After also highlighting the significant ramifications which flow from the service of a statutory demand, Justice Reeves held that it is “somewhat unrealistic and incongruous” to take genuine steps to resolve the dispute under the CDR Act at such an advanced stage of the statutory demand proceedings and in such a fraught situation for the plaintiff company [at 10].

His Honour also took into account the fact that the Plaintiff was self represented at the time it made its application, suggesting that its ignorance of the provisions of the CDR Act was “perhaps understandable” [at 11].

Ultimately, the only order for costs was for the Defendant to pay the Plaintiff an amount equal to the cost of the filing fee for its application. Critically, Justice Reeves also observed that, if it were not for the fact that both clients had expressly rejected the opportunity to seek to recover their costs against their lawyers His Honour “would have been very likely” to issue cost orders against the lawyers in an “attempt to deter lawyers from engaging in that type of conduct” [At 13].

Points to take away

Given that the arguably lenient approach adopted by the Court in this case arose from the nature of the particular application to set aside a statutory demand, this decision serves as a reminder to Australian Government agencies and their legal representatives to take heed of the obligation in the CDR Act to file a “genuine steps statement” to resolve a dispute before proceedings are commenced in any federal court.

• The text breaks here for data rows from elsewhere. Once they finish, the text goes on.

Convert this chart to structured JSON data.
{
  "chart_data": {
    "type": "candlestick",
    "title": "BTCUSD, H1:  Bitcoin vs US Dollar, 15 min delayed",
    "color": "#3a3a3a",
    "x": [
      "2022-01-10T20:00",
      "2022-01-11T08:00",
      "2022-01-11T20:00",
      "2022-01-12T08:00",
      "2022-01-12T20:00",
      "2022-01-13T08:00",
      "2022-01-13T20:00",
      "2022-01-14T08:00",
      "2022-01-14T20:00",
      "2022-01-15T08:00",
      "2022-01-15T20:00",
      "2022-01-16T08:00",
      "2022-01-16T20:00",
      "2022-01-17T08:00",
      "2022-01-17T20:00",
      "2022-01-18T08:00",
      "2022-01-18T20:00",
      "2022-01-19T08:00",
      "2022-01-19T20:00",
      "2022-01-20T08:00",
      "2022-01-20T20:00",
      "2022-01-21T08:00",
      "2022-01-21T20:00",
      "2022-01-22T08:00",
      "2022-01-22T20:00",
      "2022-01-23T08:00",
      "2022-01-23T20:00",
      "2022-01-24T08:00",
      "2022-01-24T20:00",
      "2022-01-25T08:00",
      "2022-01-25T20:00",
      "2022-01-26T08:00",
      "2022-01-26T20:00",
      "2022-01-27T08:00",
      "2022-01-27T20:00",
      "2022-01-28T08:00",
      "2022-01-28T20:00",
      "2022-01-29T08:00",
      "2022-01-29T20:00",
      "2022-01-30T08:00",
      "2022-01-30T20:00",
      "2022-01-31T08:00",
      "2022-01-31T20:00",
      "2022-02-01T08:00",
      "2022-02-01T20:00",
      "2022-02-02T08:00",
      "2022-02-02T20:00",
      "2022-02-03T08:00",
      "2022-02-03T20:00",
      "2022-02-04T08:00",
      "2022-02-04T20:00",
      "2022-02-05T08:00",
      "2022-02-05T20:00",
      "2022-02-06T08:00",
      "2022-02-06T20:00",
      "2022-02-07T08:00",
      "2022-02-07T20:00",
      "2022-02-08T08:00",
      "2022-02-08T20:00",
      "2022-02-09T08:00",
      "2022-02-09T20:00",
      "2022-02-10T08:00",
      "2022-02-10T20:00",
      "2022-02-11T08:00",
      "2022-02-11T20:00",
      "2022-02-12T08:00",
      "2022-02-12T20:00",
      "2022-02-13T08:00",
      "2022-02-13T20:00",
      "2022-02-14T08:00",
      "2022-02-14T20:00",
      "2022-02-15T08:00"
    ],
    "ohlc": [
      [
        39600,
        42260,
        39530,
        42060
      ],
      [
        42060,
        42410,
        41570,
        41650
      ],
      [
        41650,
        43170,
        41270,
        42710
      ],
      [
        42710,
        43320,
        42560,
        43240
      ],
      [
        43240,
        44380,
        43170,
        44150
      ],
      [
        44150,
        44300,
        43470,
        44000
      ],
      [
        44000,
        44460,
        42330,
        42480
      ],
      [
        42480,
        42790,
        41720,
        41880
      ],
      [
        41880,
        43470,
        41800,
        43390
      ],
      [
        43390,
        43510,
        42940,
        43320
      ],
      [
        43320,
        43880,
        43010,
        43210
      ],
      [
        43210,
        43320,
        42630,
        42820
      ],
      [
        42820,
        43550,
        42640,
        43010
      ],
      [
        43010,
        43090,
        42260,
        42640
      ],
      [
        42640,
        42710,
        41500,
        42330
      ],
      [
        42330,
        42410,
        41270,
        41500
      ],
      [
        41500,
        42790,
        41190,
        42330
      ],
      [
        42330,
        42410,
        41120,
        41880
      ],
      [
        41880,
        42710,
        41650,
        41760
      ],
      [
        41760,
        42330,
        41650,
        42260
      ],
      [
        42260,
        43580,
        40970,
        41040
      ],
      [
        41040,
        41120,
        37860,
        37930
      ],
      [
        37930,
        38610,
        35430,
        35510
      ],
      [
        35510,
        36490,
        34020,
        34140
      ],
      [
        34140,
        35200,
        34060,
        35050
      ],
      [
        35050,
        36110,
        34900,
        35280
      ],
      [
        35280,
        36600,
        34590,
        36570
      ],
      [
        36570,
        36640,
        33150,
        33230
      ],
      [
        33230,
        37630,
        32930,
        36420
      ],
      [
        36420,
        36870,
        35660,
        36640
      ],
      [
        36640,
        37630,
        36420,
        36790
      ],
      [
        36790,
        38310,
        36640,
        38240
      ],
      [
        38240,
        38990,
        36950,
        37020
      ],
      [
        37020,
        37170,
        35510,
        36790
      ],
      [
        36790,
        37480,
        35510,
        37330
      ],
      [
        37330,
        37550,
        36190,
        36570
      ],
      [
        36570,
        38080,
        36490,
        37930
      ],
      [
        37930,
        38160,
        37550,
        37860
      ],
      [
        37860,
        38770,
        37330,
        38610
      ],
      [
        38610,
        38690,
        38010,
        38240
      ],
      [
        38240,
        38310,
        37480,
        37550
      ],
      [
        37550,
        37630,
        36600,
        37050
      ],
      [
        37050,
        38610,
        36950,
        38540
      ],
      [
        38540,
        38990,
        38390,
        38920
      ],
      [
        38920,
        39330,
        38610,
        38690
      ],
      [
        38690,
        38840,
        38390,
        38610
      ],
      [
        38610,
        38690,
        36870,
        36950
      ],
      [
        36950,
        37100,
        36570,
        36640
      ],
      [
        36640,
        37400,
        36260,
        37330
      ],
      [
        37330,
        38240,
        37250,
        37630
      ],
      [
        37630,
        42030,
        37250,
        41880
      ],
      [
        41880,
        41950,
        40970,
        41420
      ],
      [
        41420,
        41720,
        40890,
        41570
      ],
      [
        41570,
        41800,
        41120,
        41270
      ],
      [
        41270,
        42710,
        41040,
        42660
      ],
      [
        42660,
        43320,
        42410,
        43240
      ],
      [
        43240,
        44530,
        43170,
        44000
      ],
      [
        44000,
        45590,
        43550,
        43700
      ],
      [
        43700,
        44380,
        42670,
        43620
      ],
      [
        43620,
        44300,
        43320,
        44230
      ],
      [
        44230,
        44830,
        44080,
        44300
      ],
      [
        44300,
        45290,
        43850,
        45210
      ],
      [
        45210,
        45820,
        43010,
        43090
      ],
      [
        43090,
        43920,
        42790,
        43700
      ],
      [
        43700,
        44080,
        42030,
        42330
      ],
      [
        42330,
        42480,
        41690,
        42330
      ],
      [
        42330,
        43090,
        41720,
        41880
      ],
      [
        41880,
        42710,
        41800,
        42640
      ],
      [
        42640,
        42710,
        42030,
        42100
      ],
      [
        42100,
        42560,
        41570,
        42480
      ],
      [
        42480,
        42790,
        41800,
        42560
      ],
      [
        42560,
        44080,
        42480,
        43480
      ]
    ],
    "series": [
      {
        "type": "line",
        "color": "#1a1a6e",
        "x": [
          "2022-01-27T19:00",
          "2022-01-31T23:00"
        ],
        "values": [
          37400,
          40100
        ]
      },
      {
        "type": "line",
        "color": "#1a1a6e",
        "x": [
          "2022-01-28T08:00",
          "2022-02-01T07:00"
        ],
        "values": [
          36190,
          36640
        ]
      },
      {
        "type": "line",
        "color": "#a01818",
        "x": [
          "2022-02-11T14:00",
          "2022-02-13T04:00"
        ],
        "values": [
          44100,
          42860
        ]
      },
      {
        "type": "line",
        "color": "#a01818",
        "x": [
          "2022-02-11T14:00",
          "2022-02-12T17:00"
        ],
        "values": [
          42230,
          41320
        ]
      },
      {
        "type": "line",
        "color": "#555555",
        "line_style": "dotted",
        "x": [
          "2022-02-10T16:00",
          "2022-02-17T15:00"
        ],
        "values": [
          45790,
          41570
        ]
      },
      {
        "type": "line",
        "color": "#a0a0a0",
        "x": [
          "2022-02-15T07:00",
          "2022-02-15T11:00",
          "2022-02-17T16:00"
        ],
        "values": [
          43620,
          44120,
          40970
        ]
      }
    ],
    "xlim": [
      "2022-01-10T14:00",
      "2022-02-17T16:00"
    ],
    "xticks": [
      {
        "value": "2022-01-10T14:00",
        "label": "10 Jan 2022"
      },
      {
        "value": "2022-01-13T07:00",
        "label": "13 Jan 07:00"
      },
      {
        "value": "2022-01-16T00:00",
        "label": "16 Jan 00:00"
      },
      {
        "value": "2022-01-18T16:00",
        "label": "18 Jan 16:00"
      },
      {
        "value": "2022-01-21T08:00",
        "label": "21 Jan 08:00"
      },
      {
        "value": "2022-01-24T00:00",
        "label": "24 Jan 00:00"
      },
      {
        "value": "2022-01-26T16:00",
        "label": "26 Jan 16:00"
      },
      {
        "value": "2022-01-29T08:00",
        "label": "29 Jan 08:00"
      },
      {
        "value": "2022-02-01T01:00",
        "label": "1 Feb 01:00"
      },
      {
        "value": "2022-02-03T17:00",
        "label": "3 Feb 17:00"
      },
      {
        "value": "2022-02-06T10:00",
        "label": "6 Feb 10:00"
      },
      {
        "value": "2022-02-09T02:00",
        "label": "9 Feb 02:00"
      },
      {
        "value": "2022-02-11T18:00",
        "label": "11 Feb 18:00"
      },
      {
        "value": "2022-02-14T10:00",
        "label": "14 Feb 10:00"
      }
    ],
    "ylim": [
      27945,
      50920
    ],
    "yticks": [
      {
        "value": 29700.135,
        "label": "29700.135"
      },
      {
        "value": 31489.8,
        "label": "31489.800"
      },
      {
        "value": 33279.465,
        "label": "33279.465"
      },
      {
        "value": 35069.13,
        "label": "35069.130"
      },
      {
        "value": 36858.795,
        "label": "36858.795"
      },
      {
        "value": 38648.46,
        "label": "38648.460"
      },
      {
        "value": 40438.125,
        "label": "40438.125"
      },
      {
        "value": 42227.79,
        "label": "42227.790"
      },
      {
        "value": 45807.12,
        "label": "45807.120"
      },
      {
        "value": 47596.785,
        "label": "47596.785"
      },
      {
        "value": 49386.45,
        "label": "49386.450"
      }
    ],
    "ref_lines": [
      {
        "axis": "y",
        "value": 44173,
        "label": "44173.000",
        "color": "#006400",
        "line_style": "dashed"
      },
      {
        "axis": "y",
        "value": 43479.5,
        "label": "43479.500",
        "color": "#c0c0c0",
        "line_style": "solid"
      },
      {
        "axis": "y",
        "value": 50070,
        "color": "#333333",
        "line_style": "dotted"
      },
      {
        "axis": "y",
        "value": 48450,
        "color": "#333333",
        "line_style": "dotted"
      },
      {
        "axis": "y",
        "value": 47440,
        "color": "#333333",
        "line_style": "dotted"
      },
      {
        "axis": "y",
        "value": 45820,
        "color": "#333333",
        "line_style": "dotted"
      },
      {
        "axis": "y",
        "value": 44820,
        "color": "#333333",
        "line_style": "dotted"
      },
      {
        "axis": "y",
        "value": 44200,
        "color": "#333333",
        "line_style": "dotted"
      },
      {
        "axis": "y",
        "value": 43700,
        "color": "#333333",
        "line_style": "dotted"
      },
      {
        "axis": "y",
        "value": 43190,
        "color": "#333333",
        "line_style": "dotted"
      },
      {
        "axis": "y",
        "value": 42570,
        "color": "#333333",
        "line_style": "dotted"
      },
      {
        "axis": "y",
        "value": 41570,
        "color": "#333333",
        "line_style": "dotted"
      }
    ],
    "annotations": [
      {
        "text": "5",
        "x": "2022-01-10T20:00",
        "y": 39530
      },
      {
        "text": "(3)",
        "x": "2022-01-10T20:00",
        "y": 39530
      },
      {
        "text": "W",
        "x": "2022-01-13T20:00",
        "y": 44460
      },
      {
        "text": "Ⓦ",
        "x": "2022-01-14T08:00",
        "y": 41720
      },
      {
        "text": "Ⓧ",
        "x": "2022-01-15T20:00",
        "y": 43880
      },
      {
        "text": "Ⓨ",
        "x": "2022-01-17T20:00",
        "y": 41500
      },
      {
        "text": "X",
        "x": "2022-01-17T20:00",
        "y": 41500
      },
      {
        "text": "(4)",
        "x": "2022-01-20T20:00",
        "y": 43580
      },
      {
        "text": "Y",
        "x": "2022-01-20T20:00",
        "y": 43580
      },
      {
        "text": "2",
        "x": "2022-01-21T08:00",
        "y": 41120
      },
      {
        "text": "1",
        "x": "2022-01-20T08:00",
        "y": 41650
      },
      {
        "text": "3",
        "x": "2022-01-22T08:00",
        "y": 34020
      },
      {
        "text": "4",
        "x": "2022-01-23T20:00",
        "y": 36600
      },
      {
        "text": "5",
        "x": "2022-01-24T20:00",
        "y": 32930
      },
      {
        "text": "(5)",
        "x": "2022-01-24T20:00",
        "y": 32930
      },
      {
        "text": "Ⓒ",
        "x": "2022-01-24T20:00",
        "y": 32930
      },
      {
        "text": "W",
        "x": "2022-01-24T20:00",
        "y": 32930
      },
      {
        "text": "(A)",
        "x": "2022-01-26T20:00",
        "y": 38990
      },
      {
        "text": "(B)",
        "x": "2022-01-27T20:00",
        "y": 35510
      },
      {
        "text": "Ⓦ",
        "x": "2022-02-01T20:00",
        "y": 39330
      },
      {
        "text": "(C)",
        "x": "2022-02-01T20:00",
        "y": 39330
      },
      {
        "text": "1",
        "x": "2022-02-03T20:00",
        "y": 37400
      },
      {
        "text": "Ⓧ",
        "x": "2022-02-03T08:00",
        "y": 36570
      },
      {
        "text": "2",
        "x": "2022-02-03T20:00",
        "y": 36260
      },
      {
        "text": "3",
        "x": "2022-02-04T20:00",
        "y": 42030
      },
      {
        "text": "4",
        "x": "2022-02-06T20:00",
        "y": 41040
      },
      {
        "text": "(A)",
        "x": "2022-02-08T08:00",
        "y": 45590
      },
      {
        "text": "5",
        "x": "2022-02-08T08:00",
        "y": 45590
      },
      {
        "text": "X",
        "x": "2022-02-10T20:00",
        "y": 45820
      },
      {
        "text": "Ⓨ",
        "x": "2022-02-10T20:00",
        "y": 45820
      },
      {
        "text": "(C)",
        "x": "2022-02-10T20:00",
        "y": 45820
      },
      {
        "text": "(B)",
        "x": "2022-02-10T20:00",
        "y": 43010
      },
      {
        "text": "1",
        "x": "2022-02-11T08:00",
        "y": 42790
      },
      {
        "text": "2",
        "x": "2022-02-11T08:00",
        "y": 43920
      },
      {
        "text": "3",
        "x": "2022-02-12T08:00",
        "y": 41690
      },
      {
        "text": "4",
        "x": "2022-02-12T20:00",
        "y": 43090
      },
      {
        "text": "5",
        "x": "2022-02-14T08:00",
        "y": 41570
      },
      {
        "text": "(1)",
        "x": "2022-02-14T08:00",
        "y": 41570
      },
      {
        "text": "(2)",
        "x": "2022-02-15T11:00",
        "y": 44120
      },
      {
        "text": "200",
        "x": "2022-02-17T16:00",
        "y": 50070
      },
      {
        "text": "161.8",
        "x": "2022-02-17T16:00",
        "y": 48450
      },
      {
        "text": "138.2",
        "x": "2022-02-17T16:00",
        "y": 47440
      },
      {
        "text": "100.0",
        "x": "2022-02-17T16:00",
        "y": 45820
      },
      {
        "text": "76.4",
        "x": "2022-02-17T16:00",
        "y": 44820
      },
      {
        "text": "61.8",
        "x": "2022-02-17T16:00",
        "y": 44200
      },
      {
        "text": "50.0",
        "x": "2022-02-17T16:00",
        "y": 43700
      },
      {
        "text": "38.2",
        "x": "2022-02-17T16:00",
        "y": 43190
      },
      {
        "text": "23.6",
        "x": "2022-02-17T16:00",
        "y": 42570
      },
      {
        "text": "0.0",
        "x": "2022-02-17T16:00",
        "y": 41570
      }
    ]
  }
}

Section 4 of the CDR Act provides guidance as to the kinds of steps which will satisfy the obligations imposed by the legislation and includes the following:

  1. notifying a prospective defendant(s) and offering to discuss how resolution of the dispute can be achieved;
  2. responding appropriately to a notification of intention to file proceedings received from another party;
  3. attempting to negotiate with the other party with a view to resolving some or all the issues in dispute, or authorising a representative to do so; and
  4. providing documentation to another party to help inform them about the dispute or facilitate a resolution.